絵画―「明るさ」をつくる

薔薇を包む(水彩) F6

「明るい花を描く」には、明るい色で塗ればいいのでしょうか。それとも隣に暗い色を置けばいいのでしょうか。―正解は記事の最後にあります。

「明るい・暗い」は相対的な「感じ方」の問題です。同じ花でも、周囲が暗ければ明るく見え、周囲が明るければ花は暗く見えます。絶対的な明度を示すときは、例えば「マンセル色彩体系の中での3.5」とか6.0というふうに示します。物差しがあれば測れるのです。

「相対的」という意味は、「二つをくっつければ判る」ということです。離れていたり、あいだに別の色がはいったりすると「相対的」の意味が失われてしまいます。A、B、C、Dの4つが隙間なくくっつけば、1~4番までの序列をつけることができます。その差も解ります。「くっつける」ことが大切なのです。
 でも、現実の絵画では、離れた位置での比較をする必要が頻繁に出てきます。写真を撮って、それをパソコン上で比較するだけなら、まだしも簡単ですが、現実の制作中ではそうもいきません。それぞれのパーツが周囲との「相対的な」差別化」を生みだしてしまっているからです。そのうえ、そのことを理解している人でも「 99.9%」 の人はそれを「無視」します。“面倒くさい”からです(わたし自身も数年前までそうでしたが)。けれど、それはそれは自分の絵が“絵画”であることを否定しかねません(理由の詳細は省略します)。

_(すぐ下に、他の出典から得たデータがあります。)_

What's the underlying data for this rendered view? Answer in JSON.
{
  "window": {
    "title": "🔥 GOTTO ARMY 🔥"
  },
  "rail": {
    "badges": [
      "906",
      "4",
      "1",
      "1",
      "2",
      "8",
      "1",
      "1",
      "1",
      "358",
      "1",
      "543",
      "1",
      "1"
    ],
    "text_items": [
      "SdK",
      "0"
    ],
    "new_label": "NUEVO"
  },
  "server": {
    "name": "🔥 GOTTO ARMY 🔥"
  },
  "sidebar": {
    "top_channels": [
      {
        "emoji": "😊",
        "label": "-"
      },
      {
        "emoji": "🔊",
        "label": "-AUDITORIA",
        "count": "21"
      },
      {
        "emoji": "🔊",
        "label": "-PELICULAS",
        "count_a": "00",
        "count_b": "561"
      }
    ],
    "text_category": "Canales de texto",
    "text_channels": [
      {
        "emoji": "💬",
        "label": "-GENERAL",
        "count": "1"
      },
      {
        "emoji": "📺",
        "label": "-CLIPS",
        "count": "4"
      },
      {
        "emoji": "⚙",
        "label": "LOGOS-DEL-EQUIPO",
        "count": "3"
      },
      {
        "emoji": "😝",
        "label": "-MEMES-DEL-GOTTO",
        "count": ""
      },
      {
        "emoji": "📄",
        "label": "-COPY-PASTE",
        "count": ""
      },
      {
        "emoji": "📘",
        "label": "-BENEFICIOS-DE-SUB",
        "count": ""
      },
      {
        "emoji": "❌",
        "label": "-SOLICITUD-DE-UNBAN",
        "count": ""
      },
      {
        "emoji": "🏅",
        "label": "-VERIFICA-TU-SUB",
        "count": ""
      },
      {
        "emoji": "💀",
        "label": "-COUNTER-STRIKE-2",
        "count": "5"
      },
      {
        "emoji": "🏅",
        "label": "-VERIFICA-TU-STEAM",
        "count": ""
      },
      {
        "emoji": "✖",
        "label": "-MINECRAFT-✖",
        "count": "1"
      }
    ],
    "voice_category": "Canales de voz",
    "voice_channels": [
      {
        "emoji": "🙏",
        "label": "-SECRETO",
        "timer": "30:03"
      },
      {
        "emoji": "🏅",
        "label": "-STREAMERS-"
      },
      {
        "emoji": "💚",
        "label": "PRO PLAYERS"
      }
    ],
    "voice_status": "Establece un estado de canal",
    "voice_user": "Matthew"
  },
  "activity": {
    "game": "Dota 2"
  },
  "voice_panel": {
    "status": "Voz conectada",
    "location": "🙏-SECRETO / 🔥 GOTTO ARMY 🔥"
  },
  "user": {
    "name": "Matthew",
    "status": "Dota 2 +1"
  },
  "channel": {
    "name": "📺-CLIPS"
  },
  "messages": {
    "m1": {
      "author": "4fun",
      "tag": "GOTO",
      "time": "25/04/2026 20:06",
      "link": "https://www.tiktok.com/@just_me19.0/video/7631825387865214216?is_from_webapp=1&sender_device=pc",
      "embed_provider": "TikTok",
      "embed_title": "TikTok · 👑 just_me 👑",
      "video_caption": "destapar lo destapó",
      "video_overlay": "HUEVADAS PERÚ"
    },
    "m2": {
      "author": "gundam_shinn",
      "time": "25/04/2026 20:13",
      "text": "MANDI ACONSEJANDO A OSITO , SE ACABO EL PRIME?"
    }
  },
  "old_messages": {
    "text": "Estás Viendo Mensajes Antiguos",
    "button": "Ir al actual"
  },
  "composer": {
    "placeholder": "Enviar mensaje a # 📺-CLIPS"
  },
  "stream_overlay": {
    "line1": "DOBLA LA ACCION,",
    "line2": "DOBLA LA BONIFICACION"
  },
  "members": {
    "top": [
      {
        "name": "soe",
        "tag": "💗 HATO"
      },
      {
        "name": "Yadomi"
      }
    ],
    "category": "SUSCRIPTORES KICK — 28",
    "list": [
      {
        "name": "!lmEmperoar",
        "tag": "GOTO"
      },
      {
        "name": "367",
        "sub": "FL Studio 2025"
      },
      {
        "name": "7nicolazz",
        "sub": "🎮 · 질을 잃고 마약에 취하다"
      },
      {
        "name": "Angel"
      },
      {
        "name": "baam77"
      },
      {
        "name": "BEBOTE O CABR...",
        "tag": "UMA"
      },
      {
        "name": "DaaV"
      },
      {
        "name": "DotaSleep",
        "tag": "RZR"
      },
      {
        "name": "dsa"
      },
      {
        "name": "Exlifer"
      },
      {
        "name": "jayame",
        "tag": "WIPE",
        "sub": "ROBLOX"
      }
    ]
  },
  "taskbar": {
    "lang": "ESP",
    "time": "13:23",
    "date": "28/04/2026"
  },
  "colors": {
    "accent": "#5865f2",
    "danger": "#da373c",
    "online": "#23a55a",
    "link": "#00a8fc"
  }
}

 同じ色(明るさ)なのに明るく見えたり、暗く見えたりするのは一種の錯覚です。錯覚は脳の「正常な」働きが引き起こします(「正常」です。ご安心)。絵画という芸術表現は、眼から脳を刺激し、ある種の錯覚を意図的に引き起こすことで成立するジャンルですが、「どのように(脳を)刺激をすれば、どのような錯覚・衝動・行動を生むか」は、今や世界的な最先端の研究テーマだと言っていいでしょう。その簡単な参考例をちょろちょろっと(インターネットで)見るだけでも、意外に応用できるようになるものです。

※正解は、「隣に暗い色を置く」です。